En quoi est-ce différent de raconter ces histoires à l’ère post-#MeToo ?
Je pense que nous avons fait un grand pas en avant depuis les années 90 en ce qui concerne le féminisme et l’inclusion et tout cela, et tout cela est incroyablement positif. Je pense que la raison pour laquelle je peux réaliser maintenant, c’est parce qu’il y a de la place pour les femmes maintenant. Mais quand je repense à ces films des années 90, ils parlaient du désir et je ne pense pas qu’il y ait beaucoup de films américains qui aient été réalisés sur le désir féminin, la sexualité féminine. Je pense que c’est assez nouveau, et je pense qu’il y a encore beaucoup de peur à ce sujet. Il y a toujours un énorme fossé en matière d’orgasme, énorme ! Cela s’est amélioré à la télévision, mais dans les films, dans les grands films hollywoodiens, on voit toujours des femmes avoir des orgasmes qui sont physiquement tout simplement impossibles, du moins pour 99 % des femmes. Je voulais faire un film énorme et super divertissant sur la sexualité, mais je veux être très honnête à ce sujet.
Ces films, les thrillers érotiques que vous mentionnez, ont en quelque sorte disparu de la scène cinématographique américaine.
Au cinéma, la sexualité a tout simplement disparu. [Basic Instinct director] Paul Verhoeven se plaint toujours de cela : « Où est le sexe dans les films américains ? » Maintenant avec Les challengers et Salinça revient un petit peu, mais ça avait été absent du cinéma grand public pendant longtemps.
On a l’impression que la sexualité nous fait peur. Mais je pense qu’il y a un besoin général et une envie de la sexualité – un besoin de considérer le sexe de manière honnête et d’y voir l’humour. Nous avons toutes ces nouvelles règles sur le consentement, qui sont incroyables et super importantes. Mais en même temps, nous restons animalistes et nous devons continuer à regarder cette part de nous-mêmes. Je pense que c’est de là que vient cette envie de faire ces films.

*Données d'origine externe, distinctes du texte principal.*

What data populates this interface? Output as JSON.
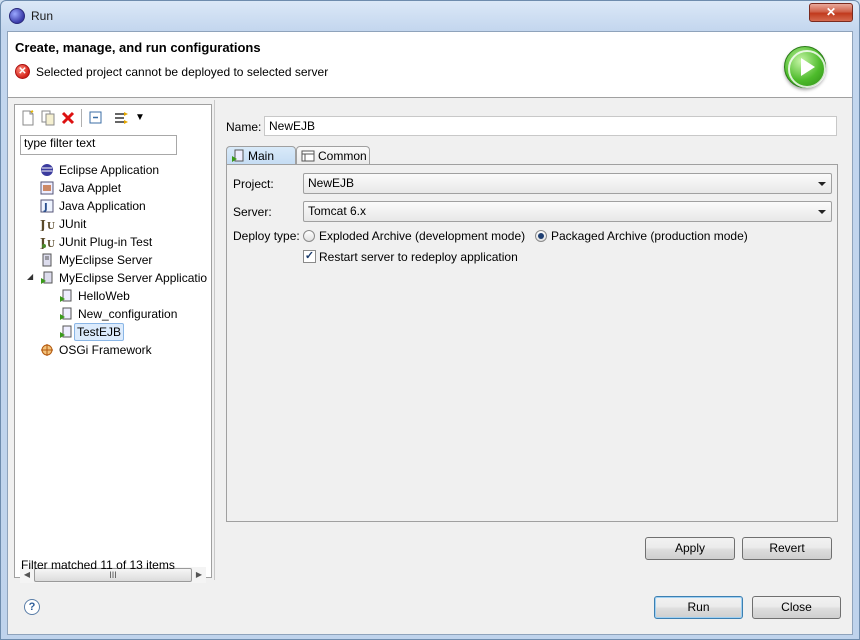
{
  "window": {
    "title": "Run",
    "close_label": "✕"
  },
  "header": {
    "title": "Create, manage, and run configurations",
    "message": "Selected project cannot be deployed to selected server",
    "error_glyph": "✕"
  },
  "toolbar": {
    "buttons": [
      {
        "name": "new-launch-configuration-icon",
        "glyph": "📄"
      },
      {
        "name": "duplicate-icon",
        "glyph": "📑"
      },
      {
        "name": "delete-icon",
        "glyph": "✖"
      },
      {
        "name": "collapse-all-icon",
        "glyph": "⊟"
      },
      {
        "name": "filter-icon",
        "glyph": "⇉"
      },
      {
        "name": "view-menu-icon",
        "glyph": "▾"
      }
    ]
  },
  "filter": {
    "placeholder": "type filter text",
    "value": "type filter text",
    "status": "Filter matched 11 of 13 items"
  },
  "tree": {
    "items": [
      {
        "label": "Eclipse Application",
        "icon": "eclipse-icon"
      },
      {
        "label": "Java Applet",
        "icon": "java-applet-icon"
      },
      {
        "label": "Java Application",
        "icon": "java-application-icon"
      },
      {
        "label": "JUnit",
        "icon": "junit-icon"
      },
      {
        "label": "JUnit Plug-in Test",
        "icon": "junit-plugin-icon"
      },
      {
        "label": "MyEclipse Server",
        "icon": "server-icon"
      },
      {
        "label": "MyEclipse Server Applicatio",
        "icon": "server-application-icon"
      },
      {
        "label": "HelloWeb",
        "icon": "server-config-icon"
      },
      {
        "label": "New_configuration",
        "icon": "server-config-icon"
      },
      {
        "label": "TestEJB",
        "icon": "server-config-icon"
      },
      {
        "label": "OSGi Framework",
        "icon": "osgi-icon"
      }
    ]
  },
  "scrollbar": {
    "left": "◀",
    "right": "▶",
    "grip": "III"
  },
  "config": {
    "name_label": "Name:",
    "name_value": "NewEJB",
    "tabs": [
      {
        "label": "Main"
      },
      {
        "label": "Common"
      }
    ],
    "project_label": "Project:",
    "project_value": "NewEJB",
    "server_label": "Server:",
    "server_value": "Tomcat  6.x",
    "deploy_label": "Deploy type:",
    "deploy_options": [
      {
        "label": "Exploded Archive (development mode)",
        "checked": false
      },
      {
        "label": "Packaged Archive (production mode)",
        "checked": true
      }
    ],
    "restart_label": "Restart server to redeploy application",
    "restart_checked": true,
    "check_glyph": "✓"
  },
  "buttons": {
    "apply": "Apply",
    "revert": "Revert",
    "run": "Run",
    "close": "Close",
    "help": "?"
  }
}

En tant que consommateur, j’ai parfois envie de voir un film chaud et sexy avec des gens sexy qui m’excitent un peu. Ce n’est pas du porno soft. Nous essayons vraiment de faire un film complexe et intéressant, mais en même temps, nous voulons qu’il soit sexy. En Europe, il y a toujours eu des petits films sur ces sujets, mais jamais de gros films. Je suis donc ravi de voir ce retour. Je trouve ça incroyable, et je trouve que c’est joyeux de s’asseoir dans une salle de cinéma avec 300 personnes et de regarder un film très sexy. Je ne peux pas imaginer quelque chose de plus amusant que ça.